Through RFID, healthcare facilities can bridge the physical and digital space by overcoming the shortcomings of manual logs and barcode scans.

FAQs

Is RFID technology safe to use around sensitive medical equipment and patients?

Yes, it is completely safe. The RFID technology being utilized by hospitals is the passive UHF RFID (the standard being marketed by the RAIN Alliance), which is very low-powered. It is non-ionizing and is unlikely to harm pacemakers, ventilators, and other delicate electronic medical equipment.

Can we start small with an RFID tracking project?

Absolutely. One of the most successful methods to start with is using a pilot program. It is possible to start with one high-value problem, which can be exemplified by the need to monitor your infusion pump fleet or your wheelchairs.

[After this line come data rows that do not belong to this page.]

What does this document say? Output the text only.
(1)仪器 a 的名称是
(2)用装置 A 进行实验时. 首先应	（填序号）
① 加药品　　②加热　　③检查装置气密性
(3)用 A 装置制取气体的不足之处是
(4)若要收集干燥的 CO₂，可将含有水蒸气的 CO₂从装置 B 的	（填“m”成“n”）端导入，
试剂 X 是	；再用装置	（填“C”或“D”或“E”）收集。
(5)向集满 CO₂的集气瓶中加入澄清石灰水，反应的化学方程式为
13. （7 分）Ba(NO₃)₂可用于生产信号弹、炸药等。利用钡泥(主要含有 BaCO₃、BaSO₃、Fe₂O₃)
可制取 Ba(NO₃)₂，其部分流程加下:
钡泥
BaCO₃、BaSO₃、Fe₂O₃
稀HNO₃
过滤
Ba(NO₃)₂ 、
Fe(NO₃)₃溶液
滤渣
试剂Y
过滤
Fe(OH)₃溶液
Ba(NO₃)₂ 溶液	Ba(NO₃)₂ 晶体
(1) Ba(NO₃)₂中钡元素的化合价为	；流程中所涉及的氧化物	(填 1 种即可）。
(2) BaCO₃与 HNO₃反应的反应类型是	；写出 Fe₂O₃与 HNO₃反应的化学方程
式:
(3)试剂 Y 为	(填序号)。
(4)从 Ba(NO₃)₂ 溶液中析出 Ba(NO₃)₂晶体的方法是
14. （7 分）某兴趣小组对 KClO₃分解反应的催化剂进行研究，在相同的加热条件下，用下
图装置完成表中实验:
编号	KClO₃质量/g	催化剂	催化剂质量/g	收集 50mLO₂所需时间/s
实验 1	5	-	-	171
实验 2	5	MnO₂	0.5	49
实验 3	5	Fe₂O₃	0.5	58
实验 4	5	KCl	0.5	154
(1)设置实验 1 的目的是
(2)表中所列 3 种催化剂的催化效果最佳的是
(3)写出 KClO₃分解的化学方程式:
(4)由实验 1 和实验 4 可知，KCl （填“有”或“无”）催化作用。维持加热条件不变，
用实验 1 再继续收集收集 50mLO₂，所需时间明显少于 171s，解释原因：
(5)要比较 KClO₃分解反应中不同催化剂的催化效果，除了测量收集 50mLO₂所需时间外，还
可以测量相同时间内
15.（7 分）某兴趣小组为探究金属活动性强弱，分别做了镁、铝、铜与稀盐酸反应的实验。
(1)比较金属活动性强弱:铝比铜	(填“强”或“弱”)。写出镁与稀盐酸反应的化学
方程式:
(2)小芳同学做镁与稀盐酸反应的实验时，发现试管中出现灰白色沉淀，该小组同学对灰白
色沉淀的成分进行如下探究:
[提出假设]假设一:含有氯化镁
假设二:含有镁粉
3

This will allow you to prove the point, quantify the immediate payback (ROI) of decreased rental expenses and enhanced efficiency, and create a good business case to expand facilities wide.

How does the system help with equipment maintenance and cleaning workflows?

An RFID can be used to trace the status of an asset as well as its whereabouts. To give an example, a tagged pump can automatically switch to a state of needing cleaning when it is transferred into a particular room with the label of a soiled utility. It automates the workflow, makes sure that the necessary hygiene standards are not violated, and provides employees with adequate access to the information on which exact devices are accessible to patients.